A. Deserving winner, but anti-me fix was in.
B. Temp secretary sent nomination form to Pulitzer Committee.
C. Forgot to include return postage on nomination form.
D. Not told 12-midnight nomination deadline was Swedish Standard Time.
* "Other" may not include: King of Sweden holds grudge against me/Tux rental store out of my size/Won prize but left it in taxi outside Club Ecstasy afterward, and driver took off after waiting 8 hours.
3. MY MERIT VERIFICATION
The following statement as to why you deserve your Nobel Prize must be written by someone other than yourself who is not your pastor/high school principal/parent/parole officer/warden.
He/She deserves his/her Nobel because:______________________________.
Reminder: "He/She even knows who the Democratic vice-presidential candidate was in 1952" is not sufficient grounds for being awarded a Nobel Prize.
4. BRAIN TWISTERS Nobel Aptitude Requirements: To eliminate impostors, you must answer at least 1 of these 3 questions:
A. Without using pencil and paper, calculate the circumference of Kirstie Alley.
B. The desert island that a rabbi, a Scotsman, and a nymphomaniac are stranded on lies ___ leagues (rounded to the nearest team) from the Galápagos Islands.
C. In what novel besides The Mill on the Floss does the phrase "Call me Ishmael" not appear?
Answers: A. Wrong B. Wrong C. Wrong. A legitimate Nobel Prize candidate would have recognized these as trick questions and countered with 3 authentic Brain Twisters. New Rule: Imposters must return this claim form, torn in half, with a check or money order in the amount of $1.
5. DO I THINK LIKE A NOBEL LAUREATE?
Imagine yourself in the following situations and describe what you would do if:
A. The Queen of Sweden "came on" to me as I sat waiting to make my acceptance speech.
B. Greenpeace picketed the awards ceremony, condemning me as a guppy-murderer.
C. Visa declined my card when I tried buying the Awards Committee a round of drinks.
This has been a test of your sangfroid.

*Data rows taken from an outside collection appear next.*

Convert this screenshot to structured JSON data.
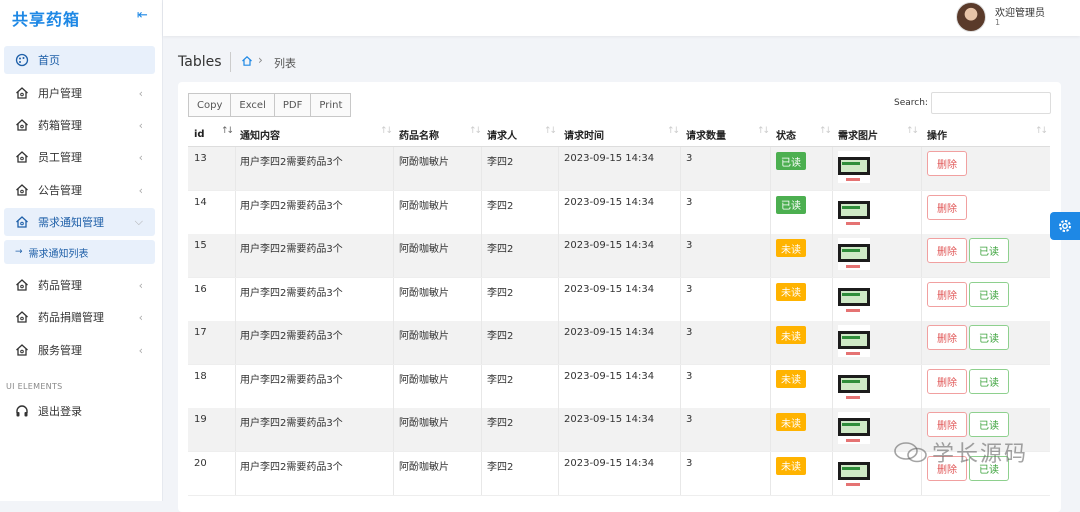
{
  "brand": "共享药箱",
  "sidebar": {
    "items": [
      {
        "label": "首页",
        "icon": "palette-icon"
      },
      {
        "label": "用户管理",
        "icon": "home-icon"
      },
      {
        "label": "药箱管理",
        "icon": "home-icon"
      },
      {
        "label": "员工管理",
        "icon": "home-icon"
      },
      {
        "label": "公告管理",
        "icon": "home-icon"
      },
      {
        "label": "需求通知管理",
        "icon": "home-icon"
      },
      {
        "label": "药品管理",
        "icon": "home-icon"
      },
      {
        "label": "药品捐赠管理",
        "icon": "home-icon"
      },
      {
        "label": "服务管理",
        "icon": "home-icon"
      }
    ],
    "sub_item": "需求通知列表",
    "section_label": "UI ELEMENTS",
    "logout": "退出登录"
  },
  "topbar": {
    "welcome": "欢迎管理员",
    "welcome_sub": "1"
  },
  "page": {
    "title": "Tables",
    "breadcrumb": "列表"
  },
  "toolbar": {
    "copy": "Copy",
    "excel": "Excel",
    "pdf": "PDF",
    "print": "Print",
    "search_label": "Search:"
  },
  "table": {
    "columns": [
      "id",
      "通知内容",
      "药品名称",
      "请求人",
      "请求时间",
      "请求数量",
      "状态",
      "需求图片",
      "操作"
    ],
    "rows": [
      {
        "id": "13",
        "content": "用户李四2需要药品3个",
        "drug": "阿酚咖敏片",
        "user": "李四2",
        "time": "2023-09-15 14:34",
        "qty": "3",
        "status": "已读"
      },
      {
        "id": "14",
        "content": "用户李四2需要药品3个",
        "drug": "阿酚咖敏片",
        "user": "李四2",
        "time": "2023-09-15 14:34",
        "qty": "3",
        "status": "已读"
      },
      {
        "id": "15",
        "content": "用户李四2需要药品3个",
        "drug": "阿酚咖敏片",
        "user": "李四2",
        "time": "2023-09-15 14:34",
        "qty": "3",
        "status": "未读"
      },
      {
        "id": "16",
        "content": "用户李四2需要药品3个",
        "drug": "阿酚咖敏片",
        "user": "李四2",
        "time": "2023-09-15 14:34",
        "qty": "3",
        "status": "未读"
      },
      {
        "id": "17",
        "content": "用户李四2需要药品3个",
        "drug": "阿酚咖敏片",
        "user": "李四2",
        "time": "2023-09-15 14:34",
        "qty": "3",
        "status": "未读"
      },
      {
        "id": "18",
        "content": "用户李四2需要药品3个",
        "drug": "阿酚咖敏片",
        "user": "李四2",
        "time": "2023-09-15 14:34",
        "qty": "3",
        "status": "未读"
      },
      {
        "id": "19",
        "content": "用户李四2需要药品3个",
        "drug": "阿酚咖敏片",
        "user": "李四2",
        "time": "2023-09-15 14:34",
        "qty": "3",
        "status": "未读"
      },
      {
        "id": "20",
        "content": "用户李四2需要药品3个",
        "drug": "阿酚咖敏片",
        "user": "李四2",
        "time": "2023-09-15 14:34",
        "qty": "3",
        "status": "未读"
      }
    ],
    "delete_label": "删除",
    "read_label": "已读"
  },
  "colors": {
    "accent": "#1e88e5",
    "status_read": "#4caf50",
    "status_unread": "#ffb300",
    "delete": "#e05555",
    "read_button": "#3ca33c"
  },
  "watermark": "学长源码"
}
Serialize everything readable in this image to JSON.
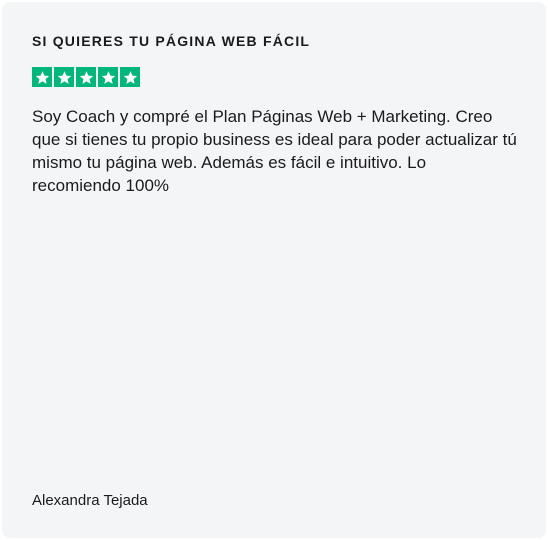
{
  "review": {
    "title": "SI QUIERES TU PÁGINA WEB FÁCIL",
    "rating": 5,
    "max_rating": 5,
    "star_color": "#00b67a",
    "star_icon": "star-icon",
    "body": "Soy Coach y compré el Plan Páginas Web + Marketing. Creo que si tienes tu propio business es ideal para poder actualizar tú mismo tu página web. Además es fácil e intuitivo. Lo recomiendo 100%",
    "author": "Alexandra Tejada"
  }
}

These situations and the proper responses are listed in "So You've Won a Nobel," the pamphlet included with the welcoming fruit basket in your Stockholm hotel room. (Do NOT accept pamphlets tendered by masked gypsies riding in the same hotel elevator.)
6. WELL, DO I GET MY NOBEL PRIZE?
Be advised that of the 432 applications accepted from the more than one million claimants just like you who applied for a Nobel Prize in 2003, 4 were approved:
|Name Withheld, Ottawa, Canada||Ex-spouse melted down my original Nobel Prize.|
|"Madame X," Paris, France||Was promised Nobel Prize by a relative of a Scandinavian crowned head.|
|H. K., Toms River, NJ, U.S.A.||Proud grandparent of high school honor student.|
|King Fleagle, Los Angeles, CA, U.S.A.||Had perfect poker hand.*|
* Nobel Prize later withdrawn on finding that there is no Nobel Prize for poker.
Delivery of your Nobel Prize, if awarded, will be 6-8 weeks after the decision. Shipping charges of $50 U.S. will be deducted from your award check. Sorry, no returns.